A big advantage this box plant has over its competition centers on its services: it is the only local box maker that makes boxes for local manufacturers. Its competitors ship boxes in to Juarez and the surrounding communities, says Eduardo Lopez, operations manager. It also has its own fleet of trucks in Juarez.
“We’re not the cheapest guy in town but how we get our boxes to customers is a service that distinguishes us,” he states. He adds that when boxes are coming from outside of Juarez they have to go through customs, which operates within certain hours. When an end user needs boxes urgently it isn’t going to be happy to hear that the boxes have been delayed because customs was closed or the boxes were “red lighted” for further inspection.

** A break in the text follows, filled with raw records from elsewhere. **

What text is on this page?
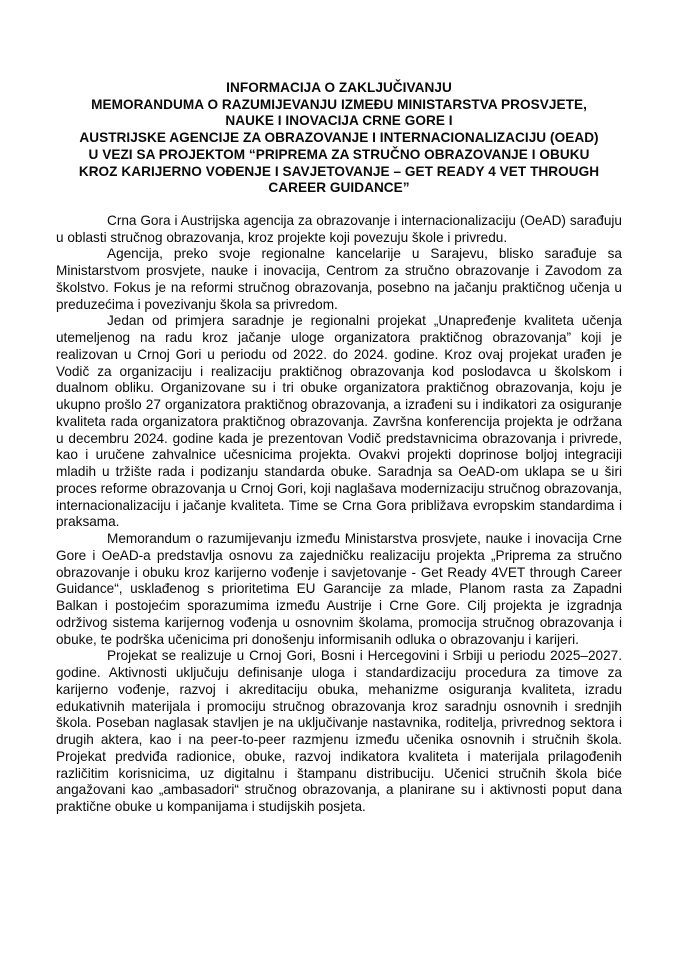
INFORMACIJA O ZAKLJUČIVANJU
MEMORANDUMA O RAZUMIJEVANJU IZMEĐU MINISTARSTVA PROSVJETE,
NAUKE I INOVACIJA CRNE GORE I
AUSTRIJSKE AGENCIJE ZA OBRAZOVANJE I INTERNACIONALIZACIJU (OEAD)
U VEZI SA PROJEKTOM “PRIPREMA ZA STRUČNO OBRAZOVANJE I OBUKU
KROZ KARIJERNO VOĐENJE I SAVJETOVANJE – GET READY 4 VET THROUGH
CAREER GUIDANCE”

Crna Gora i Austrijska agencija za obrazovanje i internacionalizaciju (OeAD) sarađuju u oblasti stručnog obrazovanja, kroz projekte koji povezuju škole i privredu.

Agencija, preko svoje regionalne kancelarije u Sarajevu, blisko sarađuje sa Ministarstvom prosvjete, nauke i inovacija, Centrom za stručno obrazovanje i Zavodom za školstvo. Fokus je na reformi stručnog obrazovanja, posebno na jačanju praktičnog učenja u preduzećima i povezivanju škola sa privredom.

Jedan od primjera saradnje je regionalni projekat „Unapređenje kvaliteta učenja utemeljenog na radu kroz jačanje uloge organizatora praktičnog obrazovanja” koji je realizovan u Crnoj Gori u periodu od 2022. do 2024. godine. Kroz ovaj projekat urađen je Vodič za organizaciju i realizaciju praktičnog obrazovanja kod poslodavca u školskom i dualnom obliku. Organizovane su i tri obuke organizatora praktičnog obrazovanja, koju je ukupno prošlo 27 organizatora praktičnog obrazovanja, a izrađeni su i indikatori za osiguranje kvaliteta rada organizatora praktičnog obrazovanja. Završna konferencija projekta je održana u decembru 2024. godine kada je prezentovan Vodič predstavnicima obrazovanja i privrede, kao i uručene zahvalnice učesnicima projekta. Ovakvi projekti doprinose boljoj integraciji mladih u tržište rada i podizanju standarda obuke. Saradnja sa OeAD-om uklapa se u širi proces reforme obrazovanja u Crnoj Gori, koji naglašava modernizaciju stručnog obrazovanja, internacionalizaciju i jačanje kvaliteta. Time se Crna Gora približava evropskim standardima i praksama.

Memorandum o razumijevanju između Ministarstva prosvjete, nauke i inovacija Crne Gore i OeAD-a predstavlja osnovu za zajedničku realizaciju projekta „Priprema za stručno obrazovanje i obuku kroz karijerno vođenje i savjetovanje - Get Ready 4VET through Career Guidance“, usklađenog s prioritetima EU Garancije za mlade, Planom rasta za Zapadni Balkan i postojećim sporazumima između Austrije i Crne Gore. Cilj projekta je izgradnja održivog sistema karijernog vođenja u osnovnim školama, promocija stručnog obrazovanja i obuke, te podrška učenicima pri donošenju informisanih odluka o obrazovanju i karijeri.

Projekat se realizuje u Crnoj Gori, Bosni i Hercegovini i Srbiji u periodu 2025–2027. godine. Aktivnosti uključuju definisanje uloga i standardizaciju procedura za timove za karijerno vođenje, razvoj i akreditaciju obuka, mehanizme osiguranja kvaliteta, izradu edukativnih materijala i promociju stručnog obrazovanja kroz saradnju osnovnih i srednjih škola. Poseban naglasak stavljen je na uključivanje nastavnika, roditelja, privrednog sektora i drugih aktera, kao i na peer-to-peer razmjenu između učenika osnovnih i stručnih škola. Projekat predviđa radionice, obuke, razvoj indikatora kvaliteta i materijala prilagođenih različitim korisnicima, uz digitalnu i štampanu distribuciju. Učenici stručnih škola biće angažovani kao „ambasadori“ stručnog obrazovanja, a planirane su i aktivnosti poput dana praktične obuke u kompanijama i studijskih posjeta.
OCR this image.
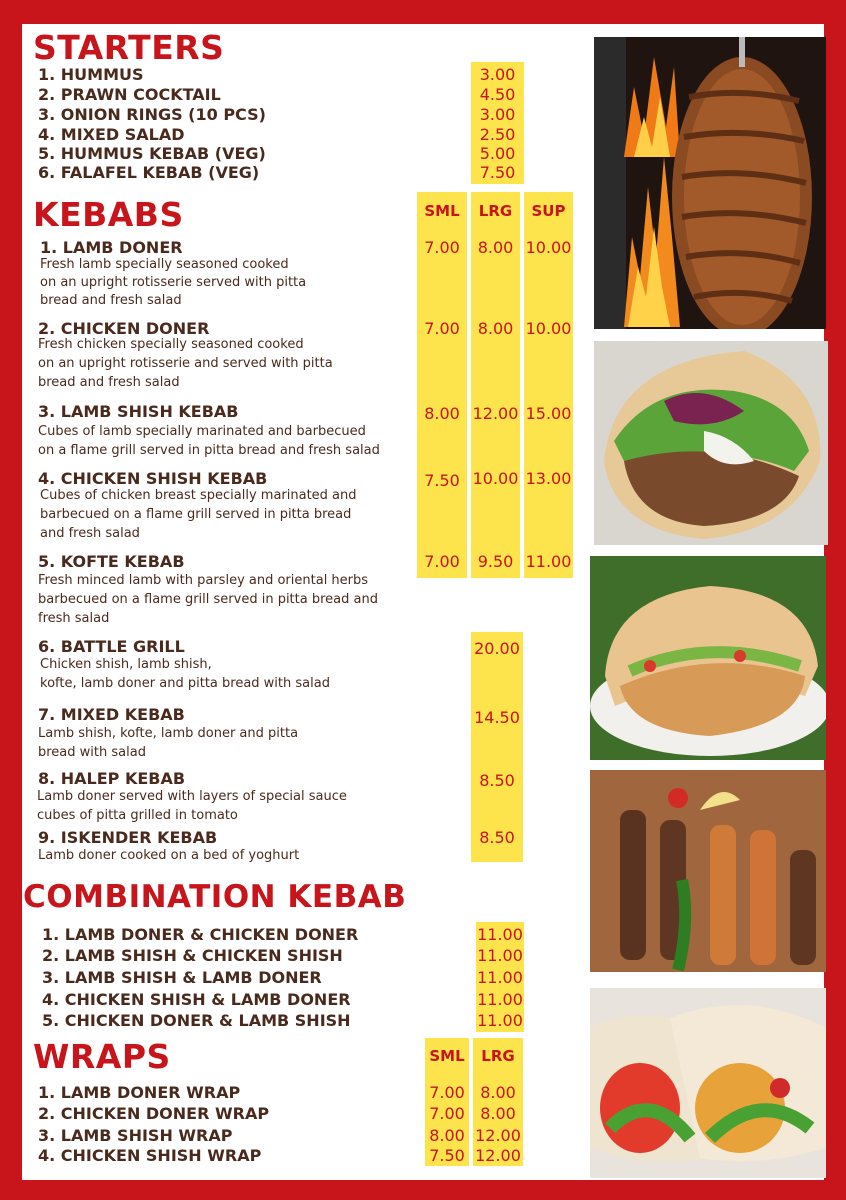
STARTERS
1. HUMMUS	3.00
2. PRAWN COCKTAIL	4.50
3. ONION RINGS (10 PCS)	3.00
4. MIXED SALAD	2.50
5. HUMMUS KEBAB (VEG)	5.00
6. FALAFEL KEBAB (VEG)	7.50
KEBABS	SML	LRG	SUP
1. LAMB DONER
Fresh lamb specially seasoned cooked
on an upright rotisserie served with pitta
bread and fresh salad
7.00	8.00 10.00
2. CHICKEN DONER
Fresh chicken specially seasoned cooked
on an upright rotisserie and served with pitta
bread and fresh salad
7.00	8.00 10.00
3. LAMB SHISH KEBAB
Cubes of lamb specially marinated and barbecued
on a flame grill served in pitta bread and fresh salad
8.00 12.00 15.00
4. CHICKEN SHISH KEBAB
Cubes of chicken breast specially marinated and
barbecued on a flame grill served in pitta bread
and fresh salad
7.50 10.00 13.00
5. KOFTE KEBAB
Fresh minced lamb with parsley and oriental herbs
barbecued on a flame grill served in pitta bread and
fresh salad
7.00	9.50 11.00
6. BATTLE GRILL
Chicken shish, lamb shish,
kofte, lamb doner and pitta bread with salad
20.00
7. MIXED KEBAB
Lamb shish, kofte, lamb doner and pitta
bread with salad
14.50
8. HALEP KEBAB
Lamb doner served with layers of special sauce
cubes of pitta grilled in tomato
8.50
9. ISKENDER KEBAB
Lamb doner cooked on a bed of yoghurt
8.50
COMBINATION KEBAB
1. LAMB DONER & CHICKEN DONER	11.00
2. LAMB SHISH & CHICKEN SHISH	11.00
3. LAMB SHISH & LAMB DONER	11.00
4. CHICKEN SHISH & LAMB DONER	11.00
5. CHICKEN DONER & LAMB SHISH	11.00
WRAPS	SML	LRG
1. LAMB DONER WRAP	7.00 8.00
2. CHICKEN DONER WRAP	7.00 8.00
3. LAMB SHISH WRAP	8.00 12.00
4. CHICKEN SHISH WRAP	7.50 12.00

“We took two plants and combined them into one in a short period of time,” says Hall. “And the cultures were already aligned. Now this plant is performing 42 percent higher than planned. With an injection of volume we’ve improved profitability and SKG will continue to invest in this business to ensure a successful integration.”
SKG plans to spend more than $1 million upgrading this plant with a new conveying system, a new double backer, and a new strapping and gluing machine. It also plans to replace the corrugator’s slotting section.
Making Boxes in Juarez, Mexico
SKOC’s Juarez, Mexico, box plant employs 452 in a 275,000 sq ft building that operates in three eight-hour shifts. Key equipment includes a 98-in. Marquip B- and C-flute corrugator, three flexo folder-gluers with up to four-color printing and inline diecutting, three rotary diecutters with up to four-color printing and bundle breakers, one flatbed diecutter, and three litho label laminators. It also has its own ink kitchen, allowing it to blend its own inks, and makes all tooling in-house.
The plant’s design lab consists of four structural design engineers and two graphic designers that use Arden design software.
“We don’t want to be a ‘me too’ [in design],” states Eduardo Lopez, plant manager. “We’re always asking if we can take cost and fiber out of a box.”
Thanks to the SKG acquisition, the design department has a lot more software tools at its disposal. These include Pack Expert, which calculates the effects of the supply chain on a customer’s packaging requirements by determining optimal stacking strength for a package. Paper-to-Box is SKG’s advanced software tool to compute the optimum board solution. Finally, SKG’s InnoBook provides the plant with thousands of box design solutions at the click of a button. It holds the collective power of more than 700 creative designers and allows the designers to say, “Let’s see what was already done about this problem.”